As part of U.S. Food and Drug Administration’s (FDA) overall effort to deliver safe and effective medical devices to patients and health care professionals as quickly as possible, including products incorporating cutting-edge technology, the agency is proposing recommendations to Congress for reauthorizing the Medical Device User Fee and Modernization Act (MDUFMA II). FDA is accepting public comments on its proposal for the next 30 days.
The Medical Device User Fee and Modernization Act of 2002, which expires on Sept. 30, 2007, amended the federal Food, Drug and Cosmetic Act to provide FDA with new responsibilities and resources to keep up with the rapidly growing device industry and changing medical device technology.
Under the MDUFMA program, FDA collects fees from manufacturers seeking to market medical devices, which helps the agency improve the timeliness, quality and predictability of its overall pre-market review program. The new legislative package specifies industry would provide total fee revenues of $287 million over the next five years. These fees will supplement appropriations provided by Congress.
FDA PERFORMANCE GOALS
FDA is proposing to meet more rigorous goals for reviewing medical devices that build on the progress of the first medical device user fee program.
For example, FDA would reach a decision on 50 percent of expedited pre-market approval (PMA) applications and expedited supplement applications within 180 days; 90 percent within 280 days. In addition, FDA would reach a decision on 90 percent of 510(k) applications within 90 days; 98 percent within 150 days.
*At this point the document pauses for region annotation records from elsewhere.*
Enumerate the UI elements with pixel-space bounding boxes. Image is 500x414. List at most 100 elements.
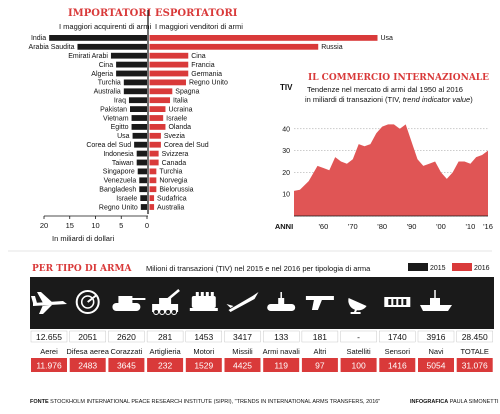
export-bar-regno-unito (149, 79, 186, 86)
types-subtitle: Milioni di transazioni (TIV) nel 2015 e … (146, 264, 371, 273)
importers-title: IMPORTATORI (68, 8, 152, 19)
import-bar-label: Egitto (111, 124, 129, 131)
import-bar-india (49, 35, 147, 41)
export-bar-ucraina (149, 106, 166, 112)
export-bar-label: Corea del Sud (164, 142, 209, 149)
import-bar-algeria (116, 70, 147, 77)
trend-y-tick-label: 20 (282, 170, 290, 177)
import-bar-venezuela (139, 177, 147, 184)
fighter-jet-icon (31, 292, 67, 314)
export-bar-label: Italia (173, 98, 188, 105)
value-2016: 97 (315, 361, 325, 371)
import-bar-label: Pakistan (100, 106, 127, 113)
value-2016-cell (301, 358, 338, 372)
value-2015: 133 (274, 332, 288, 342)
value-2016-cell (147, 358, 184, 372)
trend-x-tick-label: '16 (483, 222, 493, 231)
value-2015: 281 (158, 332, 172, 342)
footer-source: FONTE STOCKHOLM INTERNATIONAL PEACE RESE… (30, 399, 380, 405)
import-bar-label: Regno Unito (99, 204, 138, 211)
export-bar-label: Ucraina (168, 106, 192, 113)
export-bar-label: Germania (191, 71, 222, 78)
import-bar-label: Venezuela (104, 178, 137, 185)
trend-x-tick-label: ANNI (275, 222, 293, 231)
import-bar-arabia-saudita (77, 43, 147, 50)
weapon-type-label: Altri (313, 347, 326, 356)
value-2016-cell (69, 358, 106, 372)
exporters-bars: Usa Russia Cina Francia Germania Regno Unito S… (149, 35, 393, 211)
value-2015: 3916 (427, 332, 446, 342)
value-2015-cell (340, 330, 377, 343)
value-2015: 28.450 (462, 332, 488, 342)
export-bar-label: Svizzera (162, 151, 189, 158)
export-bar-canada (149, 159, 159, 166)
import-bar-label: Israele (116, 195, 137, 202)
import-bar-bangladesh (139, 186, 147, 193)
value-2016-cell (263, 358, 300, 372)
trend-title: IL COMMERCIO INTERNAZIONALE (308, 73, 489, 83)
legend-2015-swatch (408, 263, 428, 271)
importers-tick-label: 0 (145, 221, 149, 230)
value-2015-cell (224, 330, 261, 343)
value-2016: 3645 (117, 361, 136, 371)
value-2015-cell (379, 330, 416, 343)
value-2016: 31.076 (462, 361, 488, 371)
footer-credit: INFOGRAFICA PAULA SIMONETTI (410, 399, 499, 405)
export-bar-label: Francia (191, 62, 214, 69)
exporters-subtitle: I maggiori venditori di armi (155, 22, 243, 31)
export-bar-olanda (149, 124, 166, 130)
import-bar-taiwan (136, 159, 147, 166)
value-2016: 100 (352, 361, 366, 371)
export-bar-bielorussia (149, 186, 157, 193)
value-2016: 4425 (233, 361, 252, 371)
value-2016-cell (456, 358, 493, 372)
importers-axis-label: In miliardi di dollari (52, 234, 114, 243)
value-2015: 3417 (233, 332, 252, 342)
value-2015: 1453 (194, 332, 213, 342)
value-2015-cell (263, 330, 300, 343)
trend-subtitle-line2: in miliardi di transazioni (TIV, trend i… (305, 95, 473, 104)
tank-icon (112, 296, 146, 311)
export-bar-label: Regno Unito (189, 80, 228, 87)
legend-2016-label: 2016 (474, 265, 490, 272)
value-2016: 119 (274, 361, 288, 371)
trend-x-tick-label: '00 (436, 222, 446, 231)
export-bar-francia (149, 61, 189, 68)
ship-icon (420, 290, 452, 311)
weapon-type-label: Difesa aerea (66, 347, 109, 356)
import-bar-label: Australia (94, 89, 121, 96)
import-bar-israele (140, 195, 147, 201)
import-bar-label: Usa (117, 133, 130, 140)
value-2015-cell (146, 330, 184, 343)
value-2015-cell (30, 330, 68, 343)
weapon-type-label: Navi (428, 347, 443, 356)
import-bar-vietnam (131, 115, 147, 121)
import-bar-iraq (128, 97, 147, 104)
weapon-type-label: Corazzati (111, 347, 143, 356)
import-bar-label: Taiwan (112, 160, 134, 167)
trend-y-tick-label: 10 (282, 192, 290, 199)
export-bar-label: Israele (166, 115, 187, 122)
missile-icon (226, 292, 259, 312)
export-bar-corea-del-sud (149, 141, 161, 148)
import-bar-label: Arabia Saudita (29, 44, 75, 51)
value-2016-cell (31, 358, 67, 372)
importers-tick-label: 20 (40, 221, 48, 230)
export-bar-label: Norvegia (159, 178, 187, 185)
import-bar-cina (116, 61, 147, 68)
value-2016: 1529 (194, 361, 213, 371)
sensor-icon (384, 297, 411, 307)
export-bar-label: Turchia (159, 169, 182, 176)
value-2015: - (357, 332, 360, 342)
export-bar-label: Spagna (175, 89, 199, 96)
weapon-type-label: Sensori (385, 347, 411, 356)
import-bar-label: Iraq (114, 98, 126, 105)
trend-y-unit: TIV (280, 83, 293, 92)
value-2015-cell (301, 330, 339, 343)
import-bar-label: India (31, 35, 46, 42)
legend-2015-label: 2015 (430, 265, 446, 272)
export-bar-turchia (149, 168, 157, 175)
value-2016-cell (108, 358, 145, 372)
import-bar-label: Turchia (98, 80, 121, 87)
FDA would report on how it is meeting these performance goals on a quarterly basis.
HELP FOR SMALL BUSINESSES
Since a significant portion of medical device manufacturers are considered small businesses, FDA would provide them with additional financial relief, including:
- no fees for first-time PMA submissions to small businesses with $30 million or less in annual sales or receipts;
- further reductions in full fees for 510(k) application submissions (from 80 percent to 50 percent) and for PMA submissions and related supplements (from 38 percent to 25 percent) for small businesses with $100 million or less in annual sales or receipts; and
- a provision for foreign business entities to qualify as small businesses.
Manufacturers would continue to pay fees when they submit applications for some types of medical devices, but at a lower and more stable rate than under the current program. The proposal would add several additional fees, which would generate about 50 percent of the total fee revenue and be more stable than application fees. A fee would be assessed on facilities that register with FDA as a medical device manufacturer and for the filing of an annual report for PMAs.
FDA’s proposal would also: continue to foster interactive reviews between the agency and manufacturers; streamline the third party inspection program to make it easier for companies to participate in the program; and foster the development of innovative in vitro diagnostic tests.